И Ливи, обычно нахальная и напористая, понимает. Голем всё-таки берёт у меня маленький чемодан и уносит его наверх. Марек бодро взбегает по ступенькам и топает по холлу, громко призывая «бабуську». Ларион, неловко пожав плечами и явно не зная, как себя вести, уходит обратно в мастерскую.
Ёши берёт меня за руку. Зеркало в его запястье не удалось восстановить полностью: оно уходит теперь краем под кожу, открывая толстый белый шрам, рваный и жуткий на вид. Я сплетаю наши пальцы, и мы стоим так, глядя, как перелетают с ветки на ветку птицы.
Их кормят здесь зимой, и бойкие синички гомонят в кустах боярышника, а целая толпа воробьёв прыгает по брусчатке. Май уже отзвенел грозой, и свежая, светлая листва пахнет новой жизнью.
— Слышишь?
Я чуть склоняю голову, напрягая слух и привычно выбирая не вслушиваться в шёпот дикой, дышащей потусторонней силой Бездны. За щебетом птиц звенит высокая музыкальная трель.
— Варакушка!
Ёши вглядывается в кусты, а потом показывает куда в глубь сада, и я впервые их вижу. Мелкие птички, все обнятые ярко-синим, лазоревым оперением, пытаются перепеть друг друга с соседних веток. Они похожи и вместе с тем совсем непохожи на акварели Кеничи Се, как идея бывает непохожа на своё прекрасное — и жестокое — воплощение.

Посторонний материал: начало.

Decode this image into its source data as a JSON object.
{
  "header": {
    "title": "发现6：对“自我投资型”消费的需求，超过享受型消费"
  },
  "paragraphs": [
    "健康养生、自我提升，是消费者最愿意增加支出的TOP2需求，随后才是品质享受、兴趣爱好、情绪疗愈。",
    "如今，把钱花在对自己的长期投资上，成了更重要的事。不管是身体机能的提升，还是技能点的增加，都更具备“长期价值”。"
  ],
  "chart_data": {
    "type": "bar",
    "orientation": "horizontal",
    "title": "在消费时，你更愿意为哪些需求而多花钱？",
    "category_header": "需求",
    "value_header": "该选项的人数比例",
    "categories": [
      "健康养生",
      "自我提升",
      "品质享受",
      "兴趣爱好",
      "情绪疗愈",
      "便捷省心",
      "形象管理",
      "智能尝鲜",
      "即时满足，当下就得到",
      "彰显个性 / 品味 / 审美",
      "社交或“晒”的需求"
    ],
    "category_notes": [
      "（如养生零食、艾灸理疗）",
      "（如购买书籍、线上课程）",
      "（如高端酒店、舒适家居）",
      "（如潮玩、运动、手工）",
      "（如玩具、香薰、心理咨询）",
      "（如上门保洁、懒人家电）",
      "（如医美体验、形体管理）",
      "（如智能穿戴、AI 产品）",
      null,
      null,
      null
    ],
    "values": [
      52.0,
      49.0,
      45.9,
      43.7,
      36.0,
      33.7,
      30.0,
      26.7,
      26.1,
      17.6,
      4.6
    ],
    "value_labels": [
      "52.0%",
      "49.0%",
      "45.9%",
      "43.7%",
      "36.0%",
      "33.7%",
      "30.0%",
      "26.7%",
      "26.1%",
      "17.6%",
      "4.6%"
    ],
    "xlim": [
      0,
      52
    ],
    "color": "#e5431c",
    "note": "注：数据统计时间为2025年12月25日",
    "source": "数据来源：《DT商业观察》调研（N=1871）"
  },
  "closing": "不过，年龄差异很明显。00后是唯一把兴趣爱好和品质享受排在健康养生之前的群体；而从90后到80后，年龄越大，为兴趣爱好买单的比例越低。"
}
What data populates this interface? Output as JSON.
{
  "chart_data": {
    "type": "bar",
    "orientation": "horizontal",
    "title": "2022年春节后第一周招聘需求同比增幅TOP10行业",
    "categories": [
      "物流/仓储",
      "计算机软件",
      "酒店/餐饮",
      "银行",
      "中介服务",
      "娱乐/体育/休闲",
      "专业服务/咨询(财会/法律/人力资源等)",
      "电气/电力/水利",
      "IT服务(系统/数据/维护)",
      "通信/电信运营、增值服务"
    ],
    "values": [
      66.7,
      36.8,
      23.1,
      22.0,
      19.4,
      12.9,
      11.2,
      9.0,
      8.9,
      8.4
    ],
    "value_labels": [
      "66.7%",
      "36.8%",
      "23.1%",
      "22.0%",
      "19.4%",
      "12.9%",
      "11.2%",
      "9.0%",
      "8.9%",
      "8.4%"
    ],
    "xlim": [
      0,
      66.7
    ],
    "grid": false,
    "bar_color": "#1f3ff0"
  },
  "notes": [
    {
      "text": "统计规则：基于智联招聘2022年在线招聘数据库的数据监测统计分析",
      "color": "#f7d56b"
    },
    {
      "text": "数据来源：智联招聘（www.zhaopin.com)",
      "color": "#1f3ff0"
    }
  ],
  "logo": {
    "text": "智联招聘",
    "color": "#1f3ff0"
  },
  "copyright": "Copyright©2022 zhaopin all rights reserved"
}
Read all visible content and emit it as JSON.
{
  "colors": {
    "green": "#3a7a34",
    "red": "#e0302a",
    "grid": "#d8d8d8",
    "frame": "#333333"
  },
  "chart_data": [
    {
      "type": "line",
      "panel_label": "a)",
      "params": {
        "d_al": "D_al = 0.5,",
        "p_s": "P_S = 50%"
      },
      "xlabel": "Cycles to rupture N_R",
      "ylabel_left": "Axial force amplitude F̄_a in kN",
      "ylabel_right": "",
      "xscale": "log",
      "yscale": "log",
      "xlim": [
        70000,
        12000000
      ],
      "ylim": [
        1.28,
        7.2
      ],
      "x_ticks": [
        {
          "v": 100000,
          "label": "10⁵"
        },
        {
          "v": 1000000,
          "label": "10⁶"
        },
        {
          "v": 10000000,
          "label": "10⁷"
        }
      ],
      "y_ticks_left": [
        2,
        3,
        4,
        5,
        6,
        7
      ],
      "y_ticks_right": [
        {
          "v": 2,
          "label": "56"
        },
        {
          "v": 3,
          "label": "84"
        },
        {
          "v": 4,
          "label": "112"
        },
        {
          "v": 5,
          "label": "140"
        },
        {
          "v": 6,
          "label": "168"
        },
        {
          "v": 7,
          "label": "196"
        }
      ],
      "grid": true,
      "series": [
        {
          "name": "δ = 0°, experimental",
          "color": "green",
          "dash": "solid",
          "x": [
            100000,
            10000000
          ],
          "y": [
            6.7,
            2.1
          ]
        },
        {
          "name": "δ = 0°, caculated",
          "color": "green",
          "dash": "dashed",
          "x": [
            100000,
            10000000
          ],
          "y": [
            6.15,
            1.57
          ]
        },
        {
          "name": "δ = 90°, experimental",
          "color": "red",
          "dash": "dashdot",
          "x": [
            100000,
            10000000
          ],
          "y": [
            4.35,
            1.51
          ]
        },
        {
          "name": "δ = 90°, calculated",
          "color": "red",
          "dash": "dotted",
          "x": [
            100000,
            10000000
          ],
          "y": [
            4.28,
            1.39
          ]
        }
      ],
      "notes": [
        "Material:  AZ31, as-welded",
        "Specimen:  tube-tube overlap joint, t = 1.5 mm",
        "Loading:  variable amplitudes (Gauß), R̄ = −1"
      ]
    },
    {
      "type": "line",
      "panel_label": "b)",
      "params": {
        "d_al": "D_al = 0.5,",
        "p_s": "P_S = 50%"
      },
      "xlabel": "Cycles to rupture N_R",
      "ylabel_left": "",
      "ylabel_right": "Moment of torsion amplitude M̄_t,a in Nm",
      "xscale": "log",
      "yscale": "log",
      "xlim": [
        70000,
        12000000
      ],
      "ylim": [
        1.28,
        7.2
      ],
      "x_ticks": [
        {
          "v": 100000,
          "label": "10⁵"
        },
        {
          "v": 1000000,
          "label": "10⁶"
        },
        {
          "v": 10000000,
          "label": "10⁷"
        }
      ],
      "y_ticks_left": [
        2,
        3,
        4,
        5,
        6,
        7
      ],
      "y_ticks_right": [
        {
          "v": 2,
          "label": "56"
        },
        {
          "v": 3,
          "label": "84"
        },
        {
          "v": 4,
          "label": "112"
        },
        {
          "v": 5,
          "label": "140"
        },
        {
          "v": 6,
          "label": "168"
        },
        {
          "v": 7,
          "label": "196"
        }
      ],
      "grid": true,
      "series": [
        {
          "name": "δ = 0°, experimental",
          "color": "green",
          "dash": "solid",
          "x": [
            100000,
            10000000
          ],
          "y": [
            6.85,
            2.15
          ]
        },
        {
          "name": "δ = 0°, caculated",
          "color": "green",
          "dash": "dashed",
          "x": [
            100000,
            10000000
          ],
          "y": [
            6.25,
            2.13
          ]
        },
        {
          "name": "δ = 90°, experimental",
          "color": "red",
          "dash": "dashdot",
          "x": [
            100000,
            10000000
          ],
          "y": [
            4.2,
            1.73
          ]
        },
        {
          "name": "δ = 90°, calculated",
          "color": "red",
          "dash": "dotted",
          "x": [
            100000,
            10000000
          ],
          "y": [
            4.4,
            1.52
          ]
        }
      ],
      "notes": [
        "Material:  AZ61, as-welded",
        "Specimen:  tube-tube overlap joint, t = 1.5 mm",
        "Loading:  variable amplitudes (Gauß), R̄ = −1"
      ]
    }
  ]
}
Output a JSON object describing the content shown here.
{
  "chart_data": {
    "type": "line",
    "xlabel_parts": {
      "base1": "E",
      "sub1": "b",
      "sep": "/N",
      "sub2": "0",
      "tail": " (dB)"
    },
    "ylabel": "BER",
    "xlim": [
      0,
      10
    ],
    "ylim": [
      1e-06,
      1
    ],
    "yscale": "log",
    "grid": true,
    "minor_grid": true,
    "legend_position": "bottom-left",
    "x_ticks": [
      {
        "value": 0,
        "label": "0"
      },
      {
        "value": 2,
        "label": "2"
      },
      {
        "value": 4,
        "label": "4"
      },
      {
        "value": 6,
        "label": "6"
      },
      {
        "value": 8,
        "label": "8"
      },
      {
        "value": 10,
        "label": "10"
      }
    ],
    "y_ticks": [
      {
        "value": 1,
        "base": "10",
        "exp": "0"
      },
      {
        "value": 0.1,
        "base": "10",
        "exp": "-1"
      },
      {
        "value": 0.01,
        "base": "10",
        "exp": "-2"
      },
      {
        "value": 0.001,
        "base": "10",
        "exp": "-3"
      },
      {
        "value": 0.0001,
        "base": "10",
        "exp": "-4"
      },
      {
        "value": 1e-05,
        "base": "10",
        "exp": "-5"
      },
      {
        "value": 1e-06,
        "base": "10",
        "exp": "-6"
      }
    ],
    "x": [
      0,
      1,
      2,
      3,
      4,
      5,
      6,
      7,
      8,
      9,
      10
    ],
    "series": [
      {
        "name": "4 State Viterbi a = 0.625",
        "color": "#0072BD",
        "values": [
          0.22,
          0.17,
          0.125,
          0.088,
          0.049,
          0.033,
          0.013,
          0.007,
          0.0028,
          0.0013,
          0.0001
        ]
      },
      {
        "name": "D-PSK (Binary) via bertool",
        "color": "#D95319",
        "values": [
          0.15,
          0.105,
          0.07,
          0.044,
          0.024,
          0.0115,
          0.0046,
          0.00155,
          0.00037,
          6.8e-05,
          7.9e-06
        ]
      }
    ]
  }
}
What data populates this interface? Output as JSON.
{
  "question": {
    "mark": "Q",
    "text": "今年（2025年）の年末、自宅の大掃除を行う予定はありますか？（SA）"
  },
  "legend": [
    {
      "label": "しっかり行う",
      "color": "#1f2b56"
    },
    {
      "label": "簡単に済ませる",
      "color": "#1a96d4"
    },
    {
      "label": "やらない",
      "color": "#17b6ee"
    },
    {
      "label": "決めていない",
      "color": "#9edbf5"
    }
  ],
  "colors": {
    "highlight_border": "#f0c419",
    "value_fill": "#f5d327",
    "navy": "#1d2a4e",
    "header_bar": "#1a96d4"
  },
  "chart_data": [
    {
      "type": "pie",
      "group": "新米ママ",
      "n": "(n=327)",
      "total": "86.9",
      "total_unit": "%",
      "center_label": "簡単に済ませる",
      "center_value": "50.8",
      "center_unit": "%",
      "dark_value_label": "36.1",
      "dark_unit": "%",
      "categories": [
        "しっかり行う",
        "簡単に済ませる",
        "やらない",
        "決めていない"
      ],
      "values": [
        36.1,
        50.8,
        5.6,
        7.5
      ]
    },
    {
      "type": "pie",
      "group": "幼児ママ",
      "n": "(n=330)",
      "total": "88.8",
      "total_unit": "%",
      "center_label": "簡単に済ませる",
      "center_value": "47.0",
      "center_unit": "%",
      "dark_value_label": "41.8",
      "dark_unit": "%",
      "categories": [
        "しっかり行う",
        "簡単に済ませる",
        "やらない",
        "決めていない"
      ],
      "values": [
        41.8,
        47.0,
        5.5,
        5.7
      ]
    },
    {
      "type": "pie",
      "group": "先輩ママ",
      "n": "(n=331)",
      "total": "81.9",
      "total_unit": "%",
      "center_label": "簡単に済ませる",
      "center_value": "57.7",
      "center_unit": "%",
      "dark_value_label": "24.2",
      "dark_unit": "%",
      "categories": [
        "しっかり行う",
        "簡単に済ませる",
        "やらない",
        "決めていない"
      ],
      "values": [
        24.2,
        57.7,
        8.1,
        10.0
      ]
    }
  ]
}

Крики птиц мешаются с музыкой космоса. Птицы поют о жажде жизни, о своём завтра, о будущем, о воле, о выборе и о любви. Птицы поют, не зная, станет ли их кто-нибудь слушать, и не зная даже, зачем. А я впервые за два года понимаю, что хотела бы повторить их песни в своей музыке, — и наконец-то им верю.
Бесконечное утро заканчивается, и для меня наступает новый день.